Membangun Kembali Klan Kultivator Abadi - Chapter 840
Bab 840 – 840 846 Memori
Bab 840: Bab 846: Kenangan Bab 840: Bab 846: Kenangan Tatapan Da Qing serius, ekspresinya tidak berubah saat ia terus menerus mengerahkan tindakan defensif. Saat satu perisai kayu hancur, beberapa perisai lainnya akan terbentuk di tempatnya.
Hutan-hutan raksasa yang tak terhitung jumlahnya muncul entah dari mana, bertumpuk seperti gunung dan seketika membentuk puncak yang megah.
Selama masih ada mana di tubuhnya, dia tidak akan berhenti.
Namun metode Da Qing hampir tidak efektif melawan Petir Kesengsaraan; metode itu hanya sedikit melemahkannya, namun dia tidak memiliki rencana yang lebih efektif.
Dia hanya bisa menggunakan sejumlah besar mana untuk melemahkan Petir Kesengsaraan sampai batas tertentu.
Di dalam Guntur Kesengsaraan yang dahsyat, kehidupan dan kehancuran saling bertarung dengan sengit. Meskipun Guntur Kesengsaraan yang menghancurkan itu tidak berakar, ia tetap mengalahkan vitalitas yang didukung oleh Da Qing.
Untungnya, pada saat Petir Kesengsaraan menghantam Da Qing, kekuatannya sudah melemah hingga tujuh puluh sampai delapan puluh persen!
Untuk mencapai hal ini, Da Qing telah menghabiskan sejumlah besar Pil Berharga dan Batu Roh.
Menghadapi Petir Kesengsaraan yang dahsyat, yang bisa dilakukan Da Qing adalah mengintegrasikan Harta Sihir Pengikat Kehidupannya ke dalam cangkang kura-kuranya untuk meningkatkan pertahanannya.
Pada saat kontak dengan Guntur Kesengsaraan, cahaya putih menyilaukan muncul di antara langit dan bumi. Banyak anggota klan tidak tahan untuk melihat langsung dan harus menutup mata mereka.
Li Zhirui tidak berada di antara mereka; dia melihat semuanya dengan jelas. Petir Kesengsaraan berubah menjadi aliran listrik yang tak terhitung jumlahnya, menyerang Da Qing, menghancurkan pertahanannya, dan baru setelah sebagian besar menghilang, petir itu benar-benar melukai tubuh fisik Da Qing.
“Seharusnya tidak ada masalah.”
Karena Li Zhirui tidak dapat menggunakan Indra Ilahinya untuk menyelidiki, dia hanya bisa mengandalkan penglihatan untuk menilai dan memberikan jawaban kasar tentang kondisi Da Qing.
Momen-momen menegangkan ini selalu terasa berlalu dengan sangat lambat.
Apa yang awalnya hanya seperempat jam terasa seperti beberapa jam lamanya.
Cahaya Petir itu menghilang, dan Da Qing tetap berdiri tegak dan tak tergoyahkan seperti gunung. Dari awan cobaan turunlah cobaan terakhir, seberkas cahaya hitam yang langsung memasuki tubuhnya.
Melihat hal ini, Li Zhirui benar-benar melupakan kekhawatirannya.
Dari segi Hati Dao dan temperamen, alam Da Qing jauh melampaui alam Li Zhirui ketika ia menjalani Transendensi Kesengsaraan.

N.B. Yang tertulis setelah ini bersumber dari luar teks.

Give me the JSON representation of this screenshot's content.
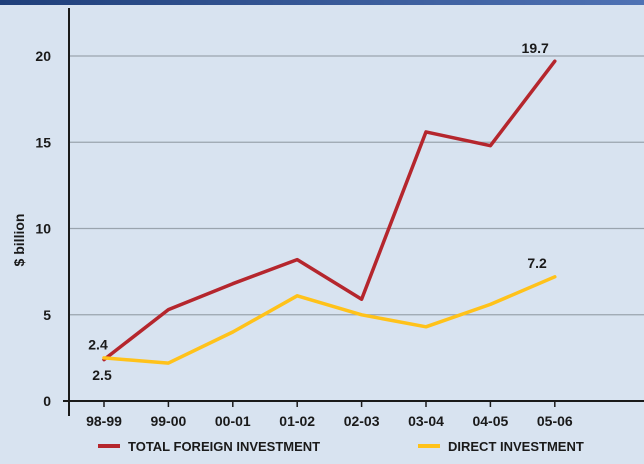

Jika Li Zhirui sendiri berhasil, bagaimana mungkin Da Qing gagal?
Tidak lama kemudian, Awan Kesengsaraan melepaskan warna hitamnya yang menakutkan, berubah menjadi Energi Spiritual yang kaya dan murni, seperti galaksi perak yang mengalir terbalik, menyatu menjadi Da Qing.
Dan tubuh Da Qing yang sangat besar mulai memancarkan kekuatan yang sangat menekan sehingga menyulitkan beberapa anggota klan dengan tingkat kultivasi yang lebih rendah untuk bernapas, bahkan dari jarak yang jauh.
Pikiran Li Zhirui bergejolak, dan dia mengulurkan tangan untuk melindungi mereka dari tekanan tersebut.
Ledakan!
Klan tersebut, yang kini terbebas dari pengekangan, me爆发kan sorakan yang menggelegar.
“Klan kita memiliki Jiwa Baru Lahir kedua!”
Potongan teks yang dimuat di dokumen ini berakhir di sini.